Even earlier than their speech-a-thon, Democrats made two makes an attempt on the committee stage to point out how critical they had been about their disapproval of Vought. Senate Homeland Safety and Governmental Affairs Committee Democrats voted in opposition to him in committee on Inauguration Day. Senate Finances Committee Democrats later boycotted their panel’s vote on the nomination.
Senate Democrats additionally held a number of information conferences to name out the excessive stakes of Vought’s affirmation.
“I want they’d the energy, rattling it, to vote him down. And I do know the Senate was up all evening,” Rep. Rosa DeLauro, the highest Democrat on the Home Appropriations Committee, stated of Republicans in an interview on Thursday. “Russ Vought doesn’t belong in public service. He actually must be thrown out. He’s a harmful particular person to our authorities.”
Sen. Susan Collins (R-Maine), the chair of the Senate Appropriations Committee, stated Wednesday she can be “involved if the Trump administration is clawing again cash that has been particularly appropriated for a specific goal.”

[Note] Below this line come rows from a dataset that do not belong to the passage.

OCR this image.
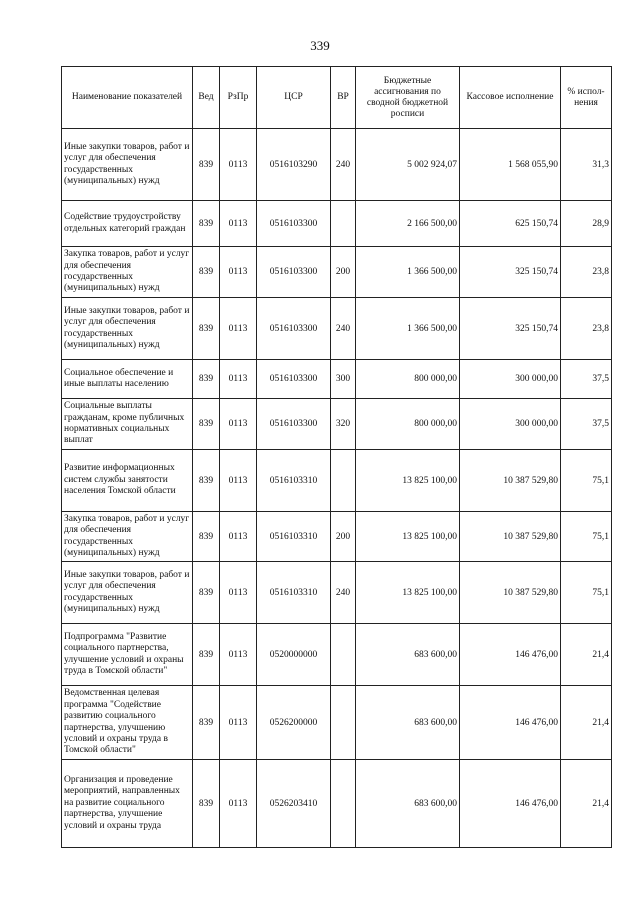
339
Наименование показателей	Вед	РзПр	ЦСР	ВР	Бюджетные ассигнования по сводной бюджетной росписи	Кассовое исполнение	% испол-нения
Иные закупки товаров, работ и услуг для обеспечения государственных (муниципальных) нужд	839	0113	0516103290	240	5 002 924,07	1 568 055,90	31,3
Содействие трудоустройству отдельных категорий граждан	839	0113	0516103300		2 166 500,00	625 150,74	28,9
Закупка товаров, работ и услуг для обеспечения государственных (муниципальных) нужд	839	0113	0516103300	200	1 366 500,00	325 150,74	23,8
Иные закупки товаров, работ и услуг для обеспечения государственных (муниципальных) нужд	839	0113	0516103300	240	1 366 500,00	325 150,74	23,8
Социальное обеспечение и иные выплаты населению	839	0113	0516103300	300	800 000,00	300 000,00	37,5
Социальные выплаты гражданам, кроме публичных нормативных социальных выплат	839	0113	0516103300	320	800 000,00	300 000,00	37,5
Развитие информационных систем службы занятости населения Томской области	839	0113	0516103310		13 825 100,00	10 387 529,80	75,1
Закупка товаров, работ и услуг для обеспечения государственных (муниципальных) нужд	839	0113	0516103310	200	13 825 100,00	10 387 529,80	75,1
Иные закупки товаров, работ и услуг для обеспечения государственных (муниципальных) нужд	839	0113	0516103310	240	13 825 100,00	10 387 529,80	75,1
Подпрограмма "Развитие социального партнерства, улучшение условий и охраны труда в Томской области"	839	0113	0520000000		683 600,00	146 476,00	21,4
Ведомственная целевая программа "Содействие развитию социального партнерства, улучшению условий и охраны труда в Томской области"	839	0113	0526200000		683 600,00	146 476,00	21,4
Организация и проведение мероприятий, направленных на развитие социального партнерства, улучшение условий и охраны труда	839	0113	0526203410		683 600,00	146 476,00	21,4
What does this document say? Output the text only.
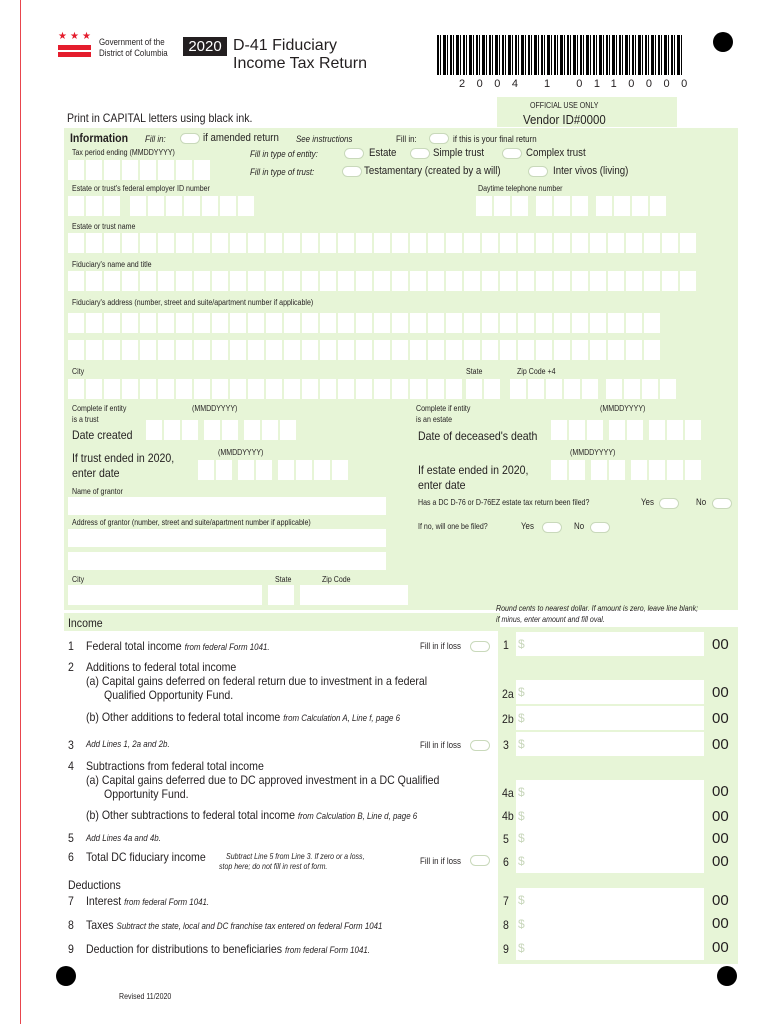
★ ★ ★ Government of the
District of Columbia	2020 D-41 Fiduciary
Income Tax Return
2004 1 0110000
OFFICIAL USE ONLY
Vendor ID#0000
Print in CAPITAL letters using black ink.
Information Fill in:	if amended return See instructions	Fill in:	if this is your final return
Tax period ending (MMDDYYYY)	Fill in type of entity:	Estate	Simple trust	Complex trust
Fill in type of trust:	Testamentary (created by a will)	Inter vivos (living)
Estate or trust's federal employer ID number	Daytime telephone number
Estate or trust name
Fiduciary's name and title
Fiduciary's address (number, street and suite/apartment number if applicable)
City	State	Zip Code +4
Complete if entity
is a trust
(MMDDYYYY)
Date created
Complete if entity
is an estate
(MMDDYYYY)
Date of deceased's death
(MMDDYYYY)
If trust ended in 2020,
enter date
(MMDDYYYY)
If estate ended in 2020,
enter date
Name of grantor
Has a DC D-76 or D-76EZ estate tax return been filed?	Yes	No
Address of grantor (number, street and suite/apartment number if applicable)	If no, will one be filed?	Yes	No
City	State	Zip Code
Income
Round cents to nearest dollar. If amount is zero, leave line blank;
if minus, enter amount and fill oval.
1 Federal total income from federal Form 1041.	Fill in if loss	1 $	00
2 Additions to federal total income
(a) Capital gains deferred on federal return due to investment in a federal
Qualified Opportunity Fund.	2a $	00
(b) Other additions to federal total income from Calculation A, Line f, page 6	2b $	00
3 Add Lines 1, 2a and 2b.	Fill in if loss	3 $	00
4 Subtractions from federal total income
(a) Capital gains deferred due to DC approved investment in a DC Qualified
Opportunity Fund.	4a $	00
(b) Other subtractions to federal total income from Calculation B, Line d, page 6	4b $	00
5 Add Lines 4a and 4b.	5 $	00
6 Total DC fiduciary income	Subtract Line 5 from Line 3. If zero or a loss,
stop here; do not fill in rest of form.
Fill in if loss	6 $	00
Deductions
7 Interest from federal Form 1041.	7 $	00
8 Taxes Subtract the state, local and DC franchise tax entered on federal Form 1041	8 $	00
9 Deduction for distributions to beneficiaries from federal Form 1041.	9 $	00
Revised 11/2020
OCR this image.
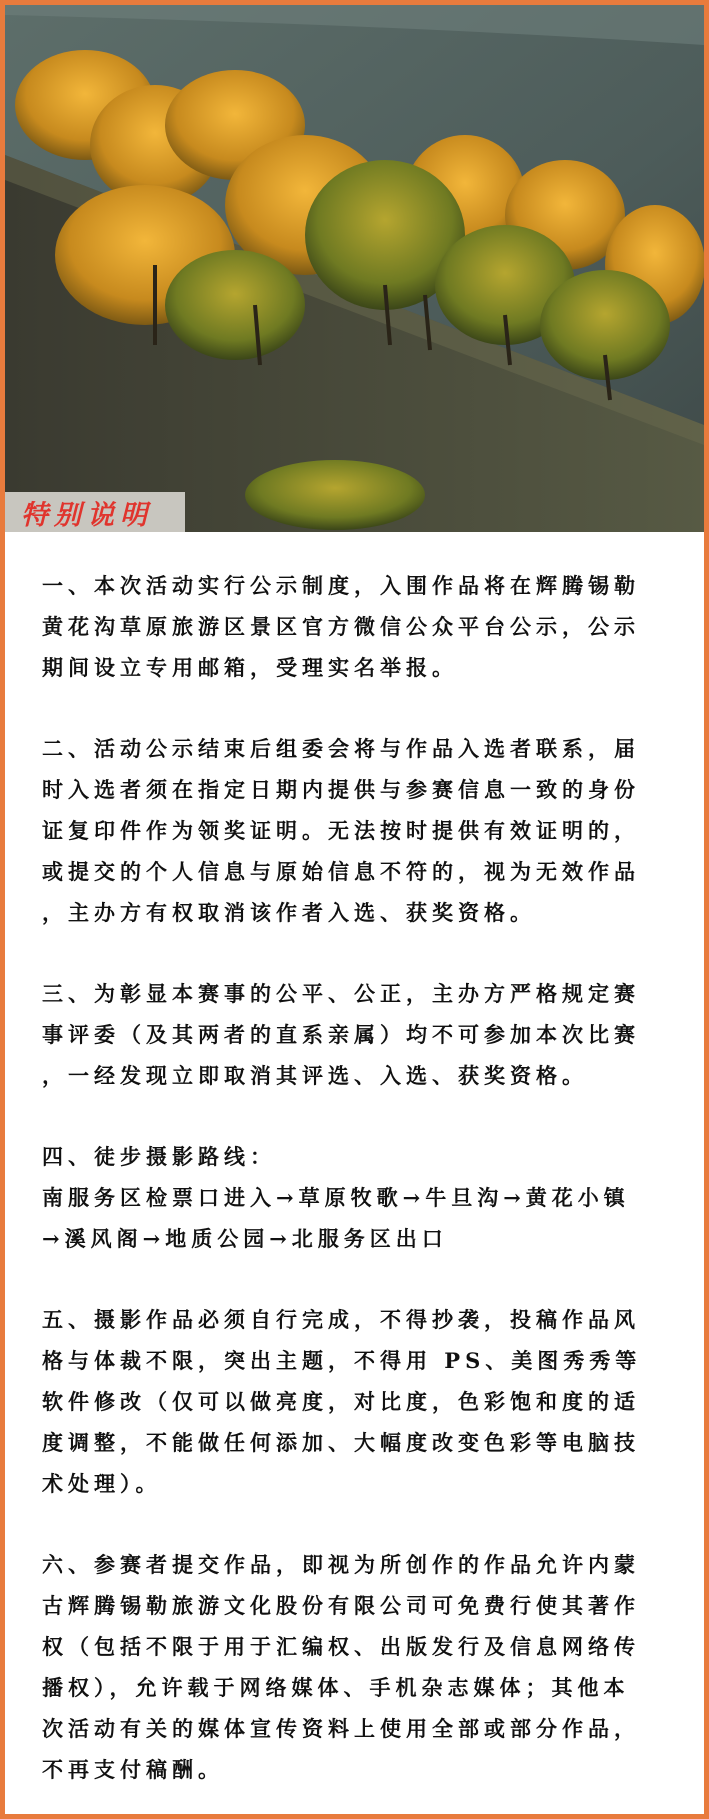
特别说明

一、本次活动实行公示制度，入围作品将在辉腾锡勒
黄花沟草原旅游区景区官方微信公众平台公示，公示
期间设立专用邮箱，受理实名举报。

二、活动公示结束后组委会将与作品入选者联系，届
时入选者须在指定日期内提供与参赛信息一致的身份
证复印件作为领奖证明。无法按时提供有效证明的，
或提交的个人信息与原始信息不符的，视为无效作品
，主办方有权取消该作者入选、获奖资格。

三、为彰显本赛事的公平、公正，主办方严格规定赛
事评委（及其两者的直系亲属）均不可参加本次比赛
，一经发现立即取消其评选、入选、获奖资格。

四、徒步摄影路线：
南服务区检票口进入→草原牧歌→牛旦沟→黄花小镇
→溪风阁→地质公园→北服务区出口

五、摄影作品必须自行完成，不得抄袭，投稿作品风
格与体裁不限，突出主题，不得用 PS、美图秀秀等
软件修改（仅可以做亮度，对比度，色彩饱和度的适
度调整，不能做任何添加、大幅度改变色彩等电脑技
术处理）。

六、参赛者提交作品，即视为所创作的作品允许内蒙
古辉腾锡勒旅游文化股份有限公司可免费行使其著作
权（包括不限于用于汇编权、出版发行及信息网络传
播权），允许载于网络媒体、手机杂志媒体；其他本
次活动有关的媒体宣传资料上使用全部或部分作品，
不再支付稿酬。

However she, too, voted Thursday to substantiate Vought. So did Sen. Rand Paul (R-Ky.), the chair of the Homeland Safety and Governmental Affairs Committee who’s deeply delicate to perceptions of govt department meddling in congressional enterprise, together with spending.
Overwhelmingly, Republicans on each side of the Capitol have been captivated with Vought’s rise to energy, believing he’ll convey a heavy hand to spending cuts throughout the federal authorities.
“There isn’t any higher thoughts for rooting out the entire nonsense,” Rep. Chip Roy (R-Texas) stated in an interview this week. “And he’ll be working aspect by aspect with the DOGE guys and determining what we have to do to really ship.”
Vought’s set up follows two weeks of turbulence spurred by OMB’s transfer — below an performing director — to freeze congressionally authorised spending, adopted by a U-turn rescinding a key memo ordering the freeze.
Amongst his most controversial concepts is that the Impoundment Management Act, enacted greater than 50 years in the past to insulate the congressional appropriations course of from intervention from the chief department, is unconstitutional and the president ought to have extra unilateral powers to chop spending.
The Senate’s affirmation of Vought may embolden the White Home because the administration seeks to shirk that regulation, which requires the president to ask Congress to rescind or maintain spending it has already authorised.
Vought additionally has a historical past of holding again federal {dollars} authorised by Congress, together with the freezing of Ukraine support throughout Trump’s first presidency — an episode that fueled Trump’s first impeachment in 2019.
“The president ran on the notion that the Impoundment Management Act is unconstitutional,” Vought advised lawmakers in his affirmation listening to final month earlier than the Finances Committee. “I agree with that.”
Jennifer Scholtes and Meredith Lee Hill contributed to this report.